小到房间大如宇宙,如果没有外界向其中输入能量,那么它们作为没有外界干涉的孤立系统,会从有序趋向于混乱,直到达到最混乱的平衡状态。

熵代表了这个系统的混乱程度(无序程度)——系统越有序,熵值就越小;系统越无序,熵值就越大。当整个系统退化得趋于稳定,在达到最大熵时“灭亡”,这就是熵增定律。

要摆脱死亡,就是说要活着,唯一的办法就是从环境中不断地吸取负熵。

01 符号化的世界

是人为性的“织物”

人类传播是一种人为的过程,其根植于技巧、发明和工具,即符号组成的象征。人类不是用自然的方式进行交流的——人说话与鸟儿自然地啼鸣是不同的,人书写的文章与蜜蜂自然的舞姿也是不同的。

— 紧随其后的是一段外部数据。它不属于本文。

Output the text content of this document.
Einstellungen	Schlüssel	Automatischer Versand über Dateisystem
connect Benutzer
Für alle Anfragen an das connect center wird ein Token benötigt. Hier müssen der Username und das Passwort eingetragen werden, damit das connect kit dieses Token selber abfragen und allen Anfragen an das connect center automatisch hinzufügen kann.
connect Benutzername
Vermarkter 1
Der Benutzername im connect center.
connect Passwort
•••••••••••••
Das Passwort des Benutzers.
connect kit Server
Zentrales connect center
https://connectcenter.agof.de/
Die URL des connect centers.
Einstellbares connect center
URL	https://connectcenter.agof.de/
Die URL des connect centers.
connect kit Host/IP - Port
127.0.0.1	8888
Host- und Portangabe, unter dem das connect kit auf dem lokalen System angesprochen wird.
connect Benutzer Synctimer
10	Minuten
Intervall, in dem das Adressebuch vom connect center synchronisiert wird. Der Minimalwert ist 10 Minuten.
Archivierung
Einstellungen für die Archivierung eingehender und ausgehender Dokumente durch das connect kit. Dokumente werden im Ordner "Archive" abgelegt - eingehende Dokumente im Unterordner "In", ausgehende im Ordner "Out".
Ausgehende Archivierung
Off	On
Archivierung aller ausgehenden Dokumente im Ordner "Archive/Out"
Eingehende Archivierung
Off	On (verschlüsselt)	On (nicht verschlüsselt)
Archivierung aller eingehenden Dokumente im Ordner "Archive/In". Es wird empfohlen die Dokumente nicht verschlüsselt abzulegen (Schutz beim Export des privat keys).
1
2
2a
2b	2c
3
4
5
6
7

因此,传播理论不是自然科学,而是与人类非自然的层面相关,属于精神科学的领域。美国式的名称“人文科学”似乎是更为确切的称呼,暗示着人类是一种非自然动物的事实。

所以,我们可以把人类称为社会动物或政治动物。人类如果不学习使用传播工具(如某种语言)的方法,那么他就是一个“傻瓜”。“傻瓜”作为不完全的人类存在,其技巧性是不充足的。

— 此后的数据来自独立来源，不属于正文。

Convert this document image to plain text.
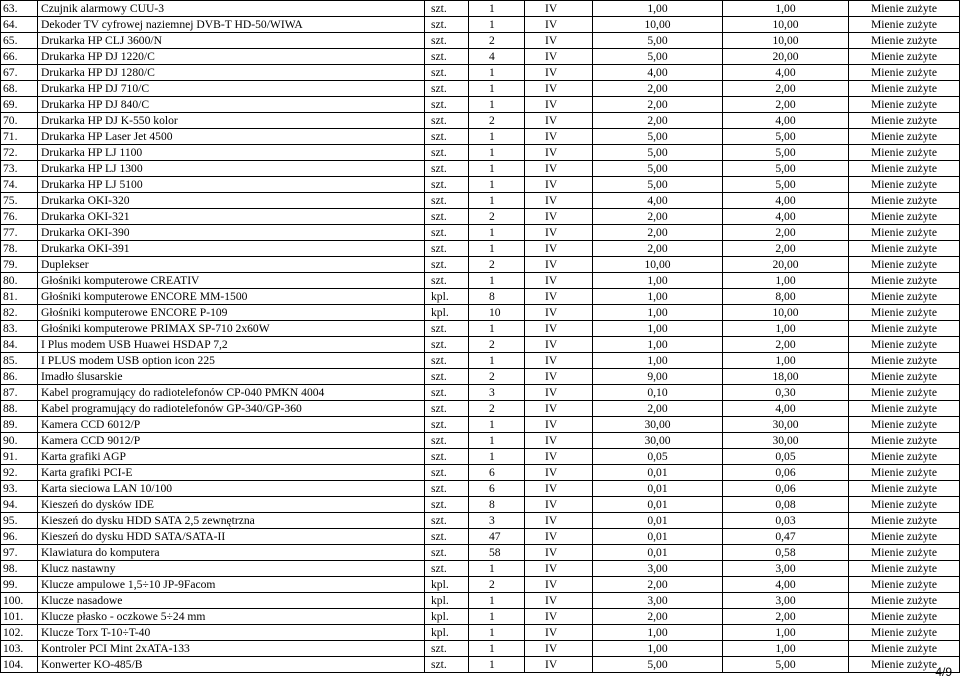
63.	Czujnik alarmowy CUU-3	szt.	1	IV	1,00	1,00	Mienie zużyte
64.	Dekoder TV cyfrowej naziemnej DVB-T HD-50/WIWA	szt.	1	IV	10,00	10,00	Mienie zużyte
65.	Drukarka HP CLJ 3600/N	szt.	2	IV	5,00	10,00	Mienie zużyte
66.	Drukarka HP DJ 1220/C	szt.	4	IV	5,00	20,00	Mienie zużyte
67.	Drukarka HP DJ 1280/C	szt.	1	IV	4,00	4,00	Mienie zużyte
68.	Drukarka HP DJ 710/C	szt.	1	IV	2,00	2,00	Mienie zużyte
69.	Drukarka HP DJ 840/C	szt.	1	IV	2,00	2,00	Mienie zużyte
70.	Drukarka HP DJ K-550 kolor	szt.	2	IV	2,00	4,00	Mienie zużyte
71.	Drukarka HP Laser Jet 4500	szt.	1	IV	5,00	5,00	Mienie zużyte
72.	Drukarka HP LJ 1100	szt.	1	IV	5,00	5,00	Mienie zużyte
73.	Drukarka HP LJ 1300	szt.	1	IV	5,00	5,00	Mienie zużyte
74.	Drukarka HP LJ 5100	szt.	1	IV	5,00	5,00	Mienie zużyte
75.	Drukarka OKI-320	szt.	1	IV	4,00	4,00	Mienie zużyte
76.	Drukarka OKI-321	szt.	2	IV	2,00	4,00	Mienie zużyte
77.	Drukarka OKI-390	szt.	1	IV	2,00	2,00	Mienie zużyte
78.	Drukarka OKI-391	szt.	1	IV	2,00	2,00	Mienie zużyte
79.	Duplekser	szt.	2	IV	10,00	20,00	Mienie zużyte
80.	Głośniki komputerowe CREATIV	szt.	1	IV	1,00	1,00	Mienie zużyte
81.	Głośniki komputerowe ENCORE MM-1500	kpl.	8	IV	1,00	8,00	Mienie zużyte
82.	Głośniki komputerowe ENCORE P-109	kpl.	10	IV	1,00	10,00	Mienie zużyte
83.	Głośniki komputerowe PRIMAX SP-710 2x60W	szt.	1	IV	1,00	1,00	Mienie zużyte
84.	I Plus modem USB Huawei HSDAP 7,2	szt.	2	IV	1,00	2,00	Mienie zużyte
85.	I PLUS modem USB option icon 225	szt.	1	IV	1,00	1,00	Mienie zużyte
86.	Imadło ślusarskie	szt.	2	IV	9,00	18,00	Mienie zużyte
87.	Kabel programujący do radiotelefonów CP-040 PMKN 4004	szt.	3	IV	0,10	0,30	Mienie zużyte
88.	Kabel programujący do radiotelefonów GP-340/GP-360	szt.	2	IV	2,00	4,00	Mienie zużyte
89.	Kamera CCD 6012/P	szt.	1	IV	30,00	30,00	Mienie zużyte
90.	Kamera CCD 9012/P	szt.	1	IV	30,00	30,00	Mienie zużyte
91.	Karta grafiki AGP	szt.	1	IV	0,05	0,05	Mienie zużyte
92.	Karta grafiki PCI-E	szt.	6	IV	0,01	0,06	Mienie zużyte
93.	Karta sieciowa LAN 10/100	szt.	6	IV	0,01	0,06	Mienie zużyte
94.	Kieszeń do dysków IDE	szt.	8	IV	0,01	0,08	Mienie zużyte
95.	Kieszeń do dysku HDD SATA 2,5 zewnętrzna	szt.	3	IV	0,01	0,03	Mienie zużyte
96.	Kieszeń do dysku HDD SATA/SATA-II	szt.	47	IV	0,01	0,47	Mienie zużyte
97.	Klawiatura do komputera	szt.	58	IV	0,01	0,58	Mienie zużyte
98.	Klucz nastawny	szt.	1	IV	3,00	3,00	Mienie zużyte
99.	Klucze ampulowe 1,5÷10 JP-9Facom	kpl.	2	IV	2,00	4,00	Mienie zużyte
100.	Klucze nasadowe	kpl.	1	IV	3,00	3,00	Mienie zużyte
101.	Klucze płasko - oczkowe 5÷24 mm	kpl.	1	IV	2,00	2,00	Mienie zużyte
102.	Klucze Torx T-10÷T-40	kpl.	1	IV	1,00	1,00	Mienie zużyte
103.	Kontroler PCI Mint 2xATA-133	szt.	1	IV	1,00	1,00	Mienie zużyte
104.	Konwerter KO-485/B	szt.	1	IV	5,00	5,00	Mienie zużyte
4/9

但是,自然的人际关系(比如吃奶的孩子与妈妈的关系或性关系)也是存在的,我们可以称这种关系为原初性的、根本性的传播方式。不过,我们不能把自然的关系称为人类传播方式的典型,典型的人类传播是依靠技巧(如接受文化的影响)展开的。

人们完全没有认识到人类传播的人为性特征,即人与他人是通过技巧而进行交流的。当人们学到一个符号,人们就会人为性地忘掉它。以学习“姿势”这类符号为例,当我们学了“点头”(符号),便会自然而然地使用这一符号,而并没有在使用时意识到它具有“是的”的含义。

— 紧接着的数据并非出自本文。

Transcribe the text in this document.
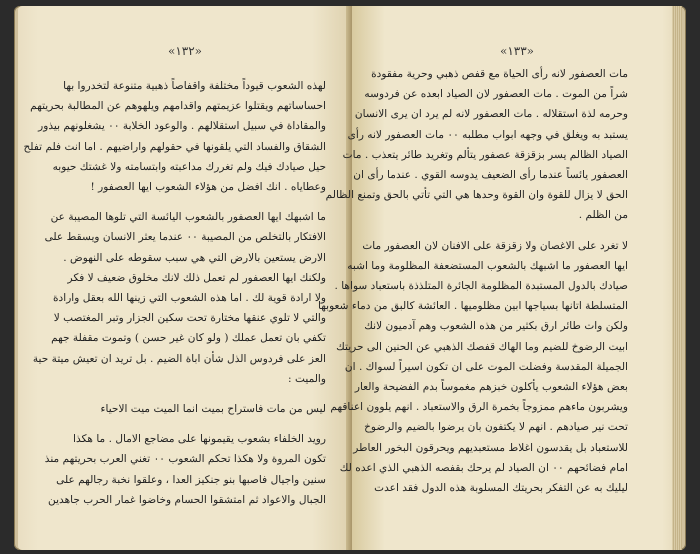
«١٣٢»
لهذه الشعوب قيوداً مختلفة واقفاصاً ذهبية متنوعة لتخدروا بها
احساساتهم ويقتلوا عزيمتهم واقدامهم ويلهوهم عن المطالبة بحريتهم
والمقاداة في سبيل استقلالهم . والوعود الخلابة ٠٠ يشغلونهم بيذور
الشقاق والفساد التي يلقونها في حقولهم واراضيهم . اما انت فلم تفلح
حيل صيادك فيك ولم تغررك مداعبته وابتسامته ولا غشتك حيوبه
وعطاياه . انك افضل من هؤلاء الشعوب ايها العصفور !
ما اشبهك ايها العصفور بالشعوب اليائسة التي تلوها المصيبة عن
الافتكار بالتخلص من المصيبة ٠٠ عندما يعثر الانسان ويسقط على
الارض يستعين بالارض التي هي سبب سقوطه على النهوض .
ولكنك ايها العصفور لم تعمل ذلك لانك مخلوق ضعيف لا فكر
ولا ارادة قوية لك . اما هذه الشعوب التي زينها الله بعقل وارادة
والتي لا تلوي عنقها مختارة تحت سكين الجزار وتبر المغتصب لا
تكفي بان تعمل عملك ( ولو كان غير حسن ) وتموت مقفلة جهم
العز على فردوس الذل شأن اباة الضيم . بل تريد ان تعيش ميتة حية
والميت :
ليس من مات فاستراح بميت انما الميت ميت الاحياء
رويد الخلفاء بشعوب يقيمونها على مضاجع الامال . ما هكذا
تكون المروة ولا هكذا تحكم الشعوب ٠٠ تغني العرب بحريتهم منذ
سنين واجيال فاصبها بنو جنكيز العدا ، وعلقوا نخبة رجالهم على
الجبال والاعواد ثم امتشقوا الحسام وخاضوا غمار الحرب جاهدين
«١٣٣»
مات العصفور لانه رأى الحياة مع قفص ذهبي وحرية مفقودة
شراً من الموت . مات العصفور لان الصياد ابعده عن فردوسه
وحرمه لذة استقلاله . مات العصفور لانه لم يرد ان يرى الانسان
يستبد به ويغلق في وجهه ابواب مطلبه ٠٠ مات العصفور لانه رأى
الصياد الظالم يسر بزقزقة عصفور يتألم وتغريد طائر يتعذب . مات
العصفور يائساً عندما رأى الضعيف يدوسه القوي . عندما رأى ان
الحق لا يزال للقوة وان القوة وحدها هي التي تأتي بالحق وتمنع الظالم
من الظلم .
لا تغرد على الاغصان ولا زقزقة على الافنان لان العصفور مات
ايها العصفور ما اشبهك بالشعوب المستضعفة المظلومة وما اشبه
صيادك بالدول المستبدة المظلومة الجائرة المتلذذة باستعباد سواها .
المتسلطة اتانها بسياجها ابين مظلوميها . العائشة كالبق من دماء شعوبها
ولكن وات طائر ارق بكثير من هذه الشعوب وهم آدميون لانك
ابيت الرضوخ للضيم وما الهاك قفصك الذهبي عن الحنين الى حريتك
الجميلة المقدسة وفضلت الموت على ان تكون اسيراً لسواك . ان
بعض هؤلاء الشعوب يأكلون خبزهم مغموساً بدم الفضيحة والعار
ويشربون ماءهم ممزوجاً بخمرة الرق والاستعباد . انهم يلوون اعناقهم
تحت نير صيادهم . انهم لا يكتفون بان يرضوا بالضيم والرضوخ
للاستعباد بل يقدسون اغلاط مستعبديهم ويحرقون البخور العاطر
امام فضائحهم ٠٠ ان الصياد لم يرحك بقفصه الذهبي الذي اعده لك
ليليك به عن التفكر بحريتك المسلوبة هذه الدول فقد اعدت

因此,符号(以及符号构成的象征)成为一种“第二自然”。我们生活在符号化的世界(如点头、交通信号和家具等,它们都属于可被统一阐释的现象界)中,并且忘记了作为“第一自然”的世界。这也是符号化世界之所以形成的目的。只不过这一事实也要通过分析才能得以显现。

换言之,我们忘记了这样的一个事实:符号化的世界是人为性的“织物”。这种人为性“织物”的意义反映了人类的需求,并为无意义的自然赋予意义。人类传播的目的便是令人忘掉无意义,因为在无意义之中,人们作为完全孤独的存在丧失了传播与交流的能力。

进言之,人们孤独地生活在自然的世界之中,并独自接受了死亡的判决(人的宿命仿佛就是向死而生)。人类传播能够令人忘掉人生的无意义,忘却自己是接受过死亡判决的存在。

人类天生是孤独的动物,因为人们知道了自己必有一死的事实,并且在人死亡的时候,他们也明白一直以来被粉饰的共同体是无效的,因为在向死而生的人生旅途之中,任何人都只能孤独地走向死亡。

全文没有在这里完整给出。